Figure 2.

Hypoxia-induced downregulation of UHRF1 contributes to the occurrence of EMT. (a) Western blot analysis for UHRF1, vimentin and HIF-1α in HepG2 cells grown under normoxia and hypoxia for 24 h. (b) qRT-PCR analysis for the mRNA expression level of UHRF1 in HepG2 cells grown under normoxia and hypoxia for 24 h. (c) Western blot analysis for UHRF1, vimentin and HIF-1α in Hep3B cells grown under normoxia and hypoxia for 24 h. (d) qRT-PCR analysis for the mRNA expression level of UHRF1 in Hep3B cells grown under normoxia and hypoxia for 24 h. (e) Immunocytochemistry for HIF-1α and UHRF1 in a HepG2 spheroid. (f) Western blot analysis for UHRF1, vimentin and HIF-1α in UHRF1-overexpressing HepG2 cells. (g and h) Effects of UHRF1 overexpression on the migratory and invasive properties of HepG2 cells grown under hypoxia for 24 h. The migration and invasion assay were performed using the Transwell chamber. (I and J) Effects of UHRF1 deficiency on the migratory and invasive properties of HepG2 cells grown under hypoxia for 24 h. The migration and invasion assay were performed using the Transwell chamber. (k) Effects of UHRF1 deficiency on tumorigenic capacity of HepG2 cells in vivo. shCont- and shUHRF1-HepG2 cells were subcutaneously injected to the right flank of athymic BALB/c female nude mice (n = 5 per group).
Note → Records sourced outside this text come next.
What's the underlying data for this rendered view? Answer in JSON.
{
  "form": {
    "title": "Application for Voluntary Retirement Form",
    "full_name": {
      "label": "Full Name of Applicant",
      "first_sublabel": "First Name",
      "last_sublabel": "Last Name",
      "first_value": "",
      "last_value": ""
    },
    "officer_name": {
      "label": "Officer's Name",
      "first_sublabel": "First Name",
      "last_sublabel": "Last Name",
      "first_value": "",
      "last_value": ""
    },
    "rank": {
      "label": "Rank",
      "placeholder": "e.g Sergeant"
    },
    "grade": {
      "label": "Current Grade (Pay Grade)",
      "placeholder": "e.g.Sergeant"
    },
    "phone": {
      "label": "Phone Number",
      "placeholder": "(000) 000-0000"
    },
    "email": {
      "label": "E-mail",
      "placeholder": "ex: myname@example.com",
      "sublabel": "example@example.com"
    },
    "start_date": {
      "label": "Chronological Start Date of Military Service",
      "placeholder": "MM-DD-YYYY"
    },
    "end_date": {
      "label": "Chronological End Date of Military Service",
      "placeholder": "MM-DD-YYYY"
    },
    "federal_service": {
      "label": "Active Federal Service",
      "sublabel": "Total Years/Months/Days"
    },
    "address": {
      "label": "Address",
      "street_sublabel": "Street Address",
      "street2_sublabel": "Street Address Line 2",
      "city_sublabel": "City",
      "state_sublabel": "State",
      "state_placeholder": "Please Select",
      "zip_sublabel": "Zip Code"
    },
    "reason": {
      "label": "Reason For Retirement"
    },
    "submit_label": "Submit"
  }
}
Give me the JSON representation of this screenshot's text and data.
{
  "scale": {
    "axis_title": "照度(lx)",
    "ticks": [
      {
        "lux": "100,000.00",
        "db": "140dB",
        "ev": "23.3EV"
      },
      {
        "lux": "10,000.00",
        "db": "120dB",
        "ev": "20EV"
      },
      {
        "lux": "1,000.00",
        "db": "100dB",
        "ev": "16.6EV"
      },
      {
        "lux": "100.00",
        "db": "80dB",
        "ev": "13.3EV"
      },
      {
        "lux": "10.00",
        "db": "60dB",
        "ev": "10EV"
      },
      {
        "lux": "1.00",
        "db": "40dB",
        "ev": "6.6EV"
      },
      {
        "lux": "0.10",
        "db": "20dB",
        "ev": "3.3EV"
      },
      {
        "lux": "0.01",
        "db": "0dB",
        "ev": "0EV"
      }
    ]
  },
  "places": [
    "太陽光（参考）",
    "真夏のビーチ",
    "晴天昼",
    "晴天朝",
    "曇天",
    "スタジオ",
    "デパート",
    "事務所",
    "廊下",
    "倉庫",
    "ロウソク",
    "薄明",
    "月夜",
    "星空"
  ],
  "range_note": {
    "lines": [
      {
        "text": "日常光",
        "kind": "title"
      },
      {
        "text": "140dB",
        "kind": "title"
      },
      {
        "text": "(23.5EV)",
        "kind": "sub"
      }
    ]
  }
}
After 5 weeks, tumor mass was photographed under a light microscope (up). The average of tumor volumes was measured at 1-week intervals (down). (l) Quantification of lung metastasis determined by counting the number of foci on the lung surface after tail vein injection of shCont- and shUHRF1-HepG2 cells (n = 4 per group). (m) H&E staining of lung sections after tail vein injection of shCont- and shUHRF1-HepG2 cells. β-actin was used as a loading control. Results from three independent experiments are expressed as means ± SEMs. (*P < 0.05, **P < 0.01).